Toutefois, les loueurs en meublé qui effectuent des locations de tout ou partie de leur habitation personnelle, classée «meublé de tourisme» ou non, peuvent bénéficier d’une exonération de CFE, conformément à l’article 1459 du CGI. Ces exonérations de CFE ne sont néanmoins accordées qu’à la condition que les collectivités locales et leurs établissements publics de coopération intercommunale (EPCI) à fiscalité propre n’aient pas délibérés contre l’exonération.
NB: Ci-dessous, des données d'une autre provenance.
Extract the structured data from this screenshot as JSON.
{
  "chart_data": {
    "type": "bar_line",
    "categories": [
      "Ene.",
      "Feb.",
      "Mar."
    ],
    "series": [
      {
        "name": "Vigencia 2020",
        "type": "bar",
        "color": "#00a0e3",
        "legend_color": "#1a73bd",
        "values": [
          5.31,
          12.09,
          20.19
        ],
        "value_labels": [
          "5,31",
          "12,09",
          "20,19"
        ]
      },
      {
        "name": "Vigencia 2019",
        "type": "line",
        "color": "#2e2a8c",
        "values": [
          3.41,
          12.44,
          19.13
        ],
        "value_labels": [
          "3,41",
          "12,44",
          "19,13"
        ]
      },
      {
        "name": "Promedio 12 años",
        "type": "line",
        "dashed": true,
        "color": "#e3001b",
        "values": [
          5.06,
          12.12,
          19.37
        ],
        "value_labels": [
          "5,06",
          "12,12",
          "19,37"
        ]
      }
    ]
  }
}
Ainsi, l’assujettissement à la CFE résulte d’une libre décision des collectivités concernées. Au demeurant, les conséquences de l’imposition à la CFE des loueurs en meublé non exonérés sont le plus souvent atténuées d’une part par l’établissement d’une cotisation minimum, prévue par l’article 1647 D du CGI et proportionnée aux capacités contributives des redevables, et d’autre part par une exonération, dès 2019, de cette cotisation minimum pour ceux qui réalisent un montant de chiffre d’affaires ou de recettes inférieur ou égal à 5 000 €.

Par ailleurs, dans les zones de revitalisation rurale (ZRR), les communes peuvent, sur délibération, exonérer de TH les locaux classés meublés de tourisme dans les conditions prévues à l’article L. 324-1 du code du tourisme et les chambres d’hôtes. Cette exonération totale (part communale et intercommunale de TH) n’est accordée qu’à raison de la superficie affectée aux locaux classés meublés de tourisme ou à la chambre d’hôtes et non de celle de l’ensemble de la propriété bâtie.

Les dispositifs en place répondent ainsi aux préoccupations exprimées. Leur modification se traduirait par des pertes de ressources pour les communes et leurs EPCI à fiscalité propre.